A frozen half-smile hinting at the epiphany
of purpose found in a mundane hour.
No. Rather, I’m mellowing as the end
clears its throat. Whatever the end looks like,
may it be fairly bloodless, as a favor,
not so much for me, but for anyone
having to clean up behind me. Not quite
but maybe something with some humor to it.
As if I had a choice in the matter,
sometimes I find an old, overstuffed chair
in a busy antique mall, when the light’s failing
outside. Sit there motionless, never acknowledging
customers passing by, and nearly drift off to sleep
under the tune of a music box an aisle over,
wondering just how long the little song has left.
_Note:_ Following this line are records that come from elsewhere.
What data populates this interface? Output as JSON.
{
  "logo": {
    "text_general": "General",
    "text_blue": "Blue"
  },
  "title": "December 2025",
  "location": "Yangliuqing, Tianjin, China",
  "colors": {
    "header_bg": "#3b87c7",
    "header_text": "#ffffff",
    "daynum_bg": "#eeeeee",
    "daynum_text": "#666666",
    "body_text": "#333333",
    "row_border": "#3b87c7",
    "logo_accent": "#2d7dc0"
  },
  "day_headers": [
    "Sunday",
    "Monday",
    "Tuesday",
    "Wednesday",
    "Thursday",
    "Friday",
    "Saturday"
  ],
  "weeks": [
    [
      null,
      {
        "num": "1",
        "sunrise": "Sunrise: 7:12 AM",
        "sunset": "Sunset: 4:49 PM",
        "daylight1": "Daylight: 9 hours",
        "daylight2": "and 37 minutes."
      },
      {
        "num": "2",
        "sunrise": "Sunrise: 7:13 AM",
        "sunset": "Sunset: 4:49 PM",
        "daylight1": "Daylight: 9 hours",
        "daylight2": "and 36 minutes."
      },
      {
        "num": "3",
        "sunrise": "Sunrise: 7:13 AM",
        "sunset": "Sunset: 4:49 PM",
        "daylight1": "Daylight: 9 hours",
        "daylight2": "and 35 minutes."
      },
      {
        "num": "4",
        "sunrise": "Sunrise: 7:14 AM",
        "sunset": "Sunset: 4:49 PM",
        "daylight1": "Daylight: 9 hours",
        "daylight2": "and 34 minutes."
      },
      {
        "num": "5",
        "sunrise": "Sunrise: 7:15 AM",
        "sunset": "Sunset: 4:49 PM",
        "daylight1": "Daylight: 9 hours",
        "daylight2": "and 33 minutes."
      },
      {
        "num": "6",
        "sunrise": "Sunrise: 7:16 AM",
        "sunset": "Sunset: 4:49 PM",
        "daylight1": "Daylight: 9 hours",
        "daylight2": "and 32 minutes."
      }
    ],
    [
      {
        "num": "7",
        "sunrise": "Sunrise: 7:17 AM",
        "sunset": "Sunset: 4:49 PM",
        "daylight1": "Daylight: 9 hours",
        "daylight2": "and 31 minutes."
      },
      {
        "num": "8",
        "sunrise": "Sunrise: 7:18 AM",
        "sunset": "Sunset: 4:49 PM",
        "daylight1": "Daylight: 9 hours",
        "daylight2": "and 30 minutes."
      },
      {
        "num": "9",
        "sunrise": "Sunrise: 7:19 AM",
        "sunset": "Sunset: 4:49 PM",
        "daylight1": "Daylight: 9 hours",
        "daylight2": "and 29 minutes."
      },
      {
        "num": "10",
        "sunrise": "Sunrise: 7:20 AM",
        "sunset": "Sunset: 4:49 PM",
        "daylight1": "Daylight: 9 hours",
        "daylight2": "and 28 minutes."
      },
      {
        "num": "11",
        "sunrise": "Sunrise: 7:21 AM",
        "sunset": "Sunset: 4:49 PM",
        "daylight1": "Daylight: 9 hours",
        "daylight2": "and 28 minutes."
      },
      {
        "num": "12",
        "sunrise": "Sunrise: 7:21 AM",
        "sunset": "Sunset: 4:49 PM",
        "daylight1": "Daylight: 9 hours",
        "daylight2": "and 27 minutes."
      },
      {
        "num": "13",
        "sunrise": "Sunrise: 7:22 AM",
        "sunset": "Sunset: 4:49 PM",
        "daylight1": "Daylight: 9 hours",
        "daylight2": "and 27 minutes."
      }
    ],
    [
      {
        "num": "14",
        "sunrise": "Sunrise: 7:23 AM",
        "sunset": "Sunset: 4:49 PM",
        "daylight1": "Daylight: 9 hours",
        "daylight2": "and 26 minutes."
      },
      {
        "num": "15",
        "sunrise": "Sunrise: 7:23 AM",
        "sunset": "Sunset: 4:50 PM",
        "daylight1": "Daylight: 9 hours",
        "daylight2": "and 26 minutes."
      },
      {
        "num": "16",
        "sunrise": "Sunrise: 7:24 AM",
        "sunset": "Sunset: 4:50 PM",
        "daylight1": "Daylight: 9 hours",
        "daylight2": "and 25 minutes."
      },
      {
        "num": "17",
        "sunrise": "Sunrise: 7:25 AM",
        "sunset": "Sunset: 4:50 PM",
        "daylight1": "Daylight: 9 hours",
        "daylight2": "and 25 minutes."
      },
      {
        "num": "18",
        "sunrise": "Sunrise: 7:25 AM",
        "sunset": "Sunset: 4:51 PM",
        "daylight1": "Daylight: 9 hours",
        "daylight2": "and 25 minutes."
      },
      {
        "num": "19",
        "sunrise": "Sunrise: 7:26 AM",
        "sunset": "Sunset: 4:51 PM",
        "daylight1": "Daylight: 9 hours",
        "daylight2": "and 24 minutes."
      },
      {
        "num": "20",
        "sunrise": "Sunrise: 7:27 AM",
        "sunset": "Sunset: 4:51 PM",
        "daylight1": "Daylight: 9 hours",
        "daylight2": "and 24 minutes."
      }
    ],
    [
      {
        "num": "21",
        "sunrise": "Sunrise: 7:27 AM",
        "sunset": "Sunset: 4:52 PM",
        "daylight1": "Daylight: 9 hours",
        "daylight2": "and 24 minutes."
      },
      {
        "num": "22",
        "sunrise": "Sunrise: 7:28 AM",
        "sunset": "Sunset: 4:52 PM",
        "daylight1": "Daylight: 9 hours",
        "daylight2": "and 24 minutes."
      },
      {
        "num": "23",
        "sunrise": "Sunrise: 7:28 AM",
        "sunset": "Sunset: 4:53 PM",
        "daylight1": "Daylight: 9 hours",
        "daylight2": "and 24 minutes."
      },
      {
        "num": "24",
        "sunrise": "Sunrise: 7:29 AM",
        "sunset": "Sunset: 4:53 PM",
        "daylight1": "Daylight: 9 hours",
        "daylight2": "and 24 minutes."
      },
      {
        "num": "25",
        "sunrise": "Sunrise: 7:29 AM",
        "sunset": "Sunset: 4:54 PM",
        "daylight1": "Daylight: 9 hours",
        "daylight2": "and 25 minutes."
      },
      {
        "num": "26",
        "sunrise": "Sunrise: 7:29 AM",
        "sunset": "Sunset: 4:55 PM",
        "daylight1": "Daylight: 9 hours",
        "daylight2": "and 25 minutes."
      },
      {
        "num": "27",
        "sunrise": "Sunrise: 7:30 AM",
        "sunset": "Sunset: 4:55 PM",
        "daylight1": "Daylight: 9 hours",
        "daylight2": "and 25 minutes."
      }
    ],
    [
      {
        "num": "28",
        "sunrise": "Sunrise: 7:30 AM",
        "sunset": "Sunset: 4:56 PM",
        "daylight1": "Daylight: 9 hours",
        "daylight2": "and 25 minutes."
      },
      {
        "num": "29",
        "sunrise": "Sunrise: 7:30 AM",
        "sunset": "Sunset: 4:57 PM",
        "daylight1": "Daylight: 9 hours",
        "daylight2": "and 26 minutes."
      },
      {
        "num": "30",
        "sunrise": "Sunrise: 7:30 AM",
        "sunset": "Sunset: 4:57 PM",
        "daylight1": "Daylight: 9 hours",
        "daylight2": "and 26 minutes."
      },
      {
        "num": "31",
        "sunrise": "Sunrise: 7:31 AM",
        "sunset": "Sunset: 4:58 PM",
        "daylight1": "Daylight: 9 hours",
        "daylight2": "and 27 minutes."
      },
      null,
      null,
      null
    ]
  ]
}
It’s not just holding hands.
It’s knowing a hand well enough
to recognize his warming fingerprints
when they wrap her hand as she rests
in the ICU after open-heart surgery.
It’s lingering fingertips as hands
separate and she walks off to Belk
down the mall and he happily stays
with the Christmas bags on a bench.
Her love of his half-missing finger
mangled off by the table saw
as he cobbled up a new coffee table
for her fifty-seventh birthday.
As he cradles her perfumed wrist
to his never-fixed broken nose,
the one smashed outside the bar
where they met on a blind date.
The callouses of his palms reminding
of every dollar spent grocery shopping
or paying the light bill, of lotioning
his hands as they cracked in the winter.
He tells his friends he can’t fall asleep
without holding her hand every night,
but she knows it’s more about soothing
her when she mumbles in her sleep.
She held his hand, desperate to find
a pulse, dialing 911, after hitting his head
falling in the kitchen, after forgetting
to eat, again, his sugar bottoming out.
Her reminiscing in the hospital how
he’d read her palm as a silly excuse
to hold her hand on their first date,
massaging the IV purpling bruises.
Now stilled hands she crosses over
his chest as everyone begins arriving.
You can have my body for science,
but you’ll damned well earn it.
I’ve handled the preliminaries.
Find my signed donor card in my wallet,
along with a gym membership access card
I hardly used. It’s probably expired.
You can have what’s left of me
after a year in the grave. That’s right.
It’s not straight to the stainless steel table
for me if I have any say. There’ll be no
neat and official exhumation of my remains
in the pretty light of day for you. No,
I want it done in the fumbling, stinking night,
under terrible conditions, maybe a storm
moving in, dogs barking warnings
down the road, bird call in the trees,
a plan for begging forgiveness,
rather than asking permission brewing
in your mind. If I’m grinning when you get down
to me, you’ll know it was worth the wait.
Brush your ear by my lips while you’re working
occasionally. I’ll have something to say.